Insects and fungi: Two USDA approved insects, a stem miner, Leucoptera spartifoliella, and a seed beetle, Apion fusciostre, were introduced in the 1960s as biocontrol agents, but have had limited success in California. New insect biocontrol agents are being tested in England and France for use on broom in Australia and New Zealand (Hoskings 1994). If proved safe and effective in California, these insects may ultimately become available for use as biocontrol agents in California.

Grazing: Heavy grazing by goats during the growing season for four to five years has been reported effective in New Zealand, and grazing by llamas has been tried at a few sites in California (Archbald, pers. comm. 1997). The disadvantage associated with using goats is that they are not selective, and native species that start to revegetate the area are also eaten.


Chemical control:  

Foliar sprayed until wet, 2 percent glyphosate (as Roundup®) has been used to kill mature plants of Scotch broom. Adding surfactant improves effectiveness (Parsons 1992). The foliar spray impacts non-target species, and resprouting may occur. Triclopyr ester (25 percent) (as Garlon®) in Hasten®, Penevator®, or other seed press oil (75 percent) applied with a wick in low volume (2-3 drops) to basal bark has also proved effective (Bossard unpubl. data). This application technique does not affect non-target species, but it is more time-consuming and may be impractical for large infestations. Both of these chemical methods should be used during periods of active growth after flower formation. Chemical removal alone results in standing dead bio-mass that makes monitoring for and treatment of broom seedlings difficult. The standing dead biomass also presents a major fire hazard.


An integrated approach  

The most effective removal treatment in a project in Eldorado Forest in the Sierra Nevada foothills was found to be cutting shrubs in September and October, allowing cut shrubs to dry on site, and then burning dried shrubs in late May and early June. This killed any resprouts and most of the seed within the top <1 in (2 cm) of the soil. Seeds within <1.6 in (4 cm) of the surface were scarified by heat, germinated within two weeks, and died during the summer drought period. This reduced the amount of seed in the soil by 97 percent. Although some seed remained below >2 in (>6 cm) in ant nests, the reduction in the seedbank significantly decreased the need for chemical or hand removal of new seedlings in succeeding years. Follow-up monitoring and treatment using this same combination of methods in a coastal area of Redwood National Park reduced the seedbank by only 52 percent and did not significantly reduce the time spent in follow-up control.

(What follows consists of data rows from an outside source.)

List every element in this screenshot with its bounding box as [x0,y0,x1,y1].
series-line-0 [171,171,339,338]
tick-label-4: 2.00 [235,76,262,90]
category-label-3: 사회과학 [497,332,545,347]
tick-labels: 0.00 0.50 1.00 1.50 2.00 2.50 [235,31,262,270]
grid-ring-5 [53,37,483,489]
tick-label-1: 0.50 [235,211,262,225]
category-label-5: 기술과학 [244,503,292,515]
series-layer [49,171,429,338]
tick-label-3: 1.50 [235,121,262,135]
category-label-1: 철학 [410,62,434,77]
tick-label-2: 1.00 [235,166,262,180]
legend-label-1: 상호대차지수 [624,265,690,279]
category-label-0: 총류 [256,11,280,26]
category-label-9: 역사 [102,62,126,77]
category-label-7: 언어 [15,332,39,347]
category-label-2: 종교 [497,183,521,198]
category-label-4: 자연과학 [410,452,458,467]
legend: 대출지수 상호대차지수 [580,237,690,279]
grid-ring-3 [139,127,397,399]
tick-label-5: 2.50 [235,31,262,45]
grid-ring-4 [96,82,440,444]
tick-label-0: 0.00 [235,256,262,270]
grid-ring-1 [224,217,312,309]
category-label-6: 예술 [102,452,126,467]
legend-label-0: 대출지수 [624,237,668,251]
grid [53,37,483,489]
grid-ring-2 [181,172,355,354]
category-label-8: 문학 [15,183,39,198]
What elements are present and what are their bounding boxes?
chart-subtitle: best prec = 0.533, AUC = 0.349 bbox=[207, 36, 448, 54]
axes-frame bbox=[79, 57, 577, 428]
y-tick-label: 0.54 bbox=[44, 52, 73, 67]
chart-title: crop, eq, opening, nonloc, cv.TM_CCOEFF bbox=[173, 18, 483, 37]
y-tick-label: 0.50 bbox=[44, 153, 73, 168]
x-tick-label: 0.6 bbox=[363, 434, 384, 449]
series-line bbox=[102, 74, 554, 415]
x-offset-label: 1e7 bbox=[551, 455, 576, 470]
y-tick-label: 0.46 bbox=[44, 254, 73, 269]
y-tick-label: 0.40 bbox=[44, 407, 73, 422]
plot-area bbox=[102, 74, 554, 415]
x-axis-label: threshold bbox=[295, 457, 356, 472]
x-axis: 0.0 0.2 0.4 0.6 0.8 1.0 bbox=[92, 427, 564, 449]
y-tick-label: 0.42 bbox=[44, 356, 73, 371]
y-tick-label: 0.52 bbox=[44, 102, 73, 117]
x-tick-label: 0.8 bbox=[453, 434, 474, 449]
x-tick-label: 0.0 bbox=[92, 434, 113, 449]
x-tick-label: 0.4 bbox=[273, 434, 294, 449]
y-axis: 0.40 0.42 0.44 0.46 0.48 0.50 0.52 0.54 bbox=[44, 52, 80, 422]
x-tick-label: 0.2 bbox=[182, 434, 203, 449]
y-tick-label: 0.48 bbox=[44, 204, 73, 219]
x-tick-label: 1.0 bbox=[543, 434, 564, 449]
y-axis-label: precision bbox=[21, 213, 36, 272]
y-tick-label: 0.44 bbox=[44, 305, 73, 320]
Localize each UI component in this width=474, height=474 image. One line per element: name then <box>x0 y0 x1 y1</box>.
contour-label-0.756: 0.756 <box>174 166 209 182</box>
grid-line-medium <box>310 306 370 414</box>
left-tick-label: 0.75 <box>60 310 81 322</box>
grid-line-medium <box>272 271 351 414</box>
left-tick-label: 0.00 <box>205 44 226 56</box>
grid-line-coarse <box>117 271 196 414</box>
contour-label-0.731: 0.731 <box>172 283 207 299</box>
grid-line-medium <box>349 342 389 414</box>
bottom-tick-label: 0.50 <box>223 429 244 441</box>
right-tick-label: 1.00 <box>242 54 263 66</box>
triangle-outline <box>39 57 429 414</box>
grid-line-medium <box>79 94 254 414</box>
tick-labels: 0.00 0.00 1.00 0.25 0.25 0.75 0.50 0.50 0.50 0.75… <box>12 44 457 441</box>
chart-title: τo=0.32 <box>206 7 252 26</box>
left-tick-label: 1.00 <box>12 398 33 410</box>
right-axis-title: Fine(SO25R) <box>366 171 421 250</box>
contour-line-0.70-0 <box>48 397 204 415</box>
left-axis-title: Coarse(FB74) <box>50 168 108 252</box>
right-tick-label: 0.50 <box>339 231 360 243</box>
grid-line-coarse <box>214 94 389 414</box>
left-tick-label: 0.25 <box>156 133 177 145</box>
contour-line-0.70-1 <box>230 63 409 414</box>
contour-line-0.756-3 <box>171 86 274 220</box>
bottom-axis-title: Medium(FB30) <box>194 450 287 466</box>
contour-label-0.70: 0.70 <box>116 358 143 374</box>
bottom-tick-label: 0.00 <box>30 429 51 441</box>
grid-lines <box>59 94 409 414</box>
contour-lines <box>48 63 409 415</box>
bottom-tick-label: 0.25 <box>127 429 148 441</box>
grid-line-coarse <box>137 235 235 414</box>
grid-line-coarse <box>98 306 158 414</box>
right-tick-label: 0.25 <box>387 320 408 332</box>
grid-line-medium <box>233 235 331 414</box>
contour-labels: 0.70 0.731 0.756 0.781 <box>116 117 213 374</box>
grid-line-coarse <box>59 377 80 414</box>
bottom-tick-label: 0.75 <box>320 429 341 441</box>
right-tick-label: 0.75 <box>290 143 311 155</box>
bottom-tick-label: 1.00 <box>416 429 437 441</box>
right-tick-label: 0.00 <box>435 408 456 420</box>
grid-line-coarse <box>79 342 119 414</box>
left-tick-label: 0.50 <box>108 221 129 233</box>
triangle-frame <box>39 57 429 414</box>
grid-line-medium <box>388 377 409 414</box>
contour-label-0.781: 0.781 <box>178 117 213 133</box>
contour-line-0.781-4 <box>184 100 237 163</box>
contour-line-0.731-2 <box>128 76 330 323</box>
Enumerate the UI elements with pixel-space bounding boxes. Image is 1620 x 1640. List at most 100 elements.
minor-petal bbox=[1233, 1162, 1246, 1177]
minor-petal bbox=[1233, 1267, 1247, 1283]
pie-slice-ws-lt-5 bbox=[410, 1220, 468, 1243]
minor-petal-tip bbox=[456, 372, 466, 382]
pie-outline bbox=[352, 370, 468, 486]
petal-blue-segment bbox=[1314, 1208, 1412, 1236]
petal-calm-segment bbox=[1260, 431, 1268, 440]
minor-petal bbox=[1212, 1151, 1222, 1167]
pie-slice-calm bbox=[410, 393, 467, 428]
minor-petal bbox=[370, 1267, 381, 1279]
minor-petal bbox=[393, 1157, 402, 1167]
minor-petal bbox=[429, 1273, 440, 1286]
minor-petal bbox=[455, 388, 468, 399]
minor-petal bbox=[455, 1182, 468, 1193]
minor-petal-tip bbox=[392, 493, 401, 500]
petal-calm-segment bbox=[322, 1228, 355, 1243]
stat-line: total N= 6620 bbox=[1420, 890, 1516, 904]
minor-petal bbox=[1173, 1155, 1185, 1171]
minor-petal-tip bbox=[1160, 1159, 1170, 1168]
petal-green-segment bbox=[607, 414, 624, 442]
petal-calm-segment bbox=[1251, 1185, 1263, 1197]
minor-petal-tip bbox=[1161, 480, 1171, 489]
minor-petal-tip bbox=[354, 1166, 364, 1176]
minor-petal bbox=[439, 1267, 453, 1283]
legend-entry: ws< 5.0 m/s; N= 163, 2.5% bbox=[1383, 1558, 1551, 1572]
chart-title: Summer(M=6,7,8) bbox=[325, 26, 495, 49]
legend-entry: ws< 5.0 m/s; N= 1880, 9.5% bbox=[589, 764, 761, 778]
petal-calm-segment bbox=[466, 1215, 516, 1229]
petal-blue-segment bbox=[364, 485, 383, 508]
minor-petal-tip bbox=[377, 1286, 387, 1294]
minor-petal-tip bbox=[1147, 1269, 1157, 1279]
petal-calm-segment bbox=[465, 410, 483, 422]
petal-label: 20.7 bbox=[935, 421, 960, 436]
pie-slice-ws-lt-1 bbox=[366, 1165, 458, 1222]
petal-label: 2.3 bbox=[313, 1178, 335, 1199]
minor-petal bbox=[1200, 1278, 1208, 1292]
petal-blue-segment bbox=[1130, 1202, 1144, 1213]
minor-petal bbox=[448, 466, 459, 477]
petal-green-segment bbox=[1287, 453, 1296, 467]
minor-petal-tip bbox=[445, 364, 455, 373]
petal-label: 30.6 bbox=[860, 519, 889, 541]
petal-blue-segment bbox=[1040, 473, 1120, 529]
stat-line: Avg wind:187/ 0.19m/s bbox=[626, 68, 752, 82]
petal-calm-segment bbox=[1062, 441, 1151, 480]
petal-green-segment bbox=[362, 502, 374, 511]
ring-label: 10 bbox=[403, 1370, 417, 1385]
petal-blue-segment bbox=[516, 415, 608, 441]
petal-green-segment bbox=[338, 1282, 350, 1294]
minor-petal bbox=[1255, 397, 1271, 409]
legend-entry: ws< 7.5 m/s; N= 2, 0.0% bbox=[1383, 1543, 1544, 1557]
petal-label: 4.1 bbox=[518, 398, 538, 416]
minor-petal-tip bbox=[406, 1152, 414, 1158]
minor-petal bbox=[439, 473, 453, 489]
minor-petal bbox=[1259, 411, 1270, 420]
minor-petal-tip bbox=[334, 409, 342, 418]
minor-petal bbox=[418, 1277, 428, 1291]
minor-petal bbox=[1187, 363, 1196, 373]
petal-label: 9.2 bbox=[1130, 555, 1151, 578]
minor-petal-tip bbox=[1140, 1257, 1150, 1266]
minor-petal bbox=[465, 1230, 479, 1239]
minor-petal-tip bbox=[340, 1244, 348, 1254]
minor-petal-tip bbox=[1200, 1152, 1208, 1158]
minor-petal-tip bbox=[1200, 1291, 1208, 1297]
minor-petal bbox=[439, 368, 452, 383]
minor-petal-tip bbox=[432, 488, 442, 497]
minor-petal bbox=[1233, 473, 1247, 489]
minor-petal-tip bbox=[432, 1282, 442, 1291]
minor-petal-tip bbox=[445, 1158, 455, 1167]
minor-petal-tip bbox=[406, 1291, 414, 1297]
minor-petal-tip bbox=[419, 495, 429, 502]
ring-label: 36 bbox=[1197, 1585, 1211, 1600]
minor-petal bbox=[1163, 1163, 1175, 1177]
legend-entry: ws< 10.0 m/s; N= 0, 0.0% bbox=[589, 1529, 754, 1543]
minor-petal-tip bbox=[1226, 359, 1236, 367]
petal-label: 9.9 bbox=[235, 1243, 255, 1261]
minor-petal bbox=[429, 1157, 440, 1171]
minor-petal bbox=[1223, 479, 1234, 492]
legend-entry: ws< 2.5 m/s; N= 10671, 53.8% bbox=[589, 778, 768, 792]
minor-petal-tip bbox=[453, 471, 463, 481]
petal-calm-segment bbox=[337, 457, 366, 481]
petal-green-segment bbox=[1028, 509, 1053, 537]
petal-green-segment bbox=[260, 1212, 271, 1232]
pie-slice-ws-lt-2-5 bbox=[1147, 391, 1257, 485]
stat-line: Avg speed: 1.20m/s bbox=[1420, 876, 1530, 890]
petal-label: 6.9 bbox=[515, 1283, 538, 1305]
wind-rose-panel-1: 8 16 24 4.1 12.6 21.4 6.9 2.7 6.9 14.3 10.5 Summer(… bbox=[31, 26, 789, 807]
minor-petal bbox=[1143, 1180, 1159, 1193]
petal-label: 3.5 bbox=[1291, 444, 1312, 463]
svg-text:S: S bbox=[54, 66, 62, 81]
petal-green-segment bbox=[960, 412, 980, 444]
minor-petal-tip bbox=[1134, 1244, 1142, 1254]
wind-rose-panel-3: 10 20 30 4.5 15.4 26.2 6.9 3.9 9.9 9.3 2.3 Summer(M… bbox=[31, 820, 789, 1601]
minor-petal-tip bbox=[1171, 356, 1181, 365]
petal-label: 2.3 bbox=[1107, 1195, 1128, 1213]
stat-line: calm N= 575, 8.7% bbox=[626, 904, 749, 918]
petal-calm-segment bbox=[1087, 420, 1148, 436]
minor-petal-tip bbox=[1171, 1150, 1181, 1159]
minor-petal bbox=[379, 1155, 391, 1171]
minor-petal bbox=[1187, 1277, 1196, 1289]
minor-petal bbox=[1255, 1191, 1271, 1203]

The moister climate decreased the efficacy of this removal combination at the Redwood National Park site (Bossard 1991a, 1993, and unpubl. data).

Because of broom’s seedbank, monitoring removal sites to locate and kill new seedlings is essential. Location and retreatment of resprouts is also imperative. If any single removal technique is used the site should be examined once a year, when seed germination ends in late spring, for five to ten years. Using the combined removal treatments, monitoring should occur late spring, yearly, for the first two years then again the fourth and sixth year after removal.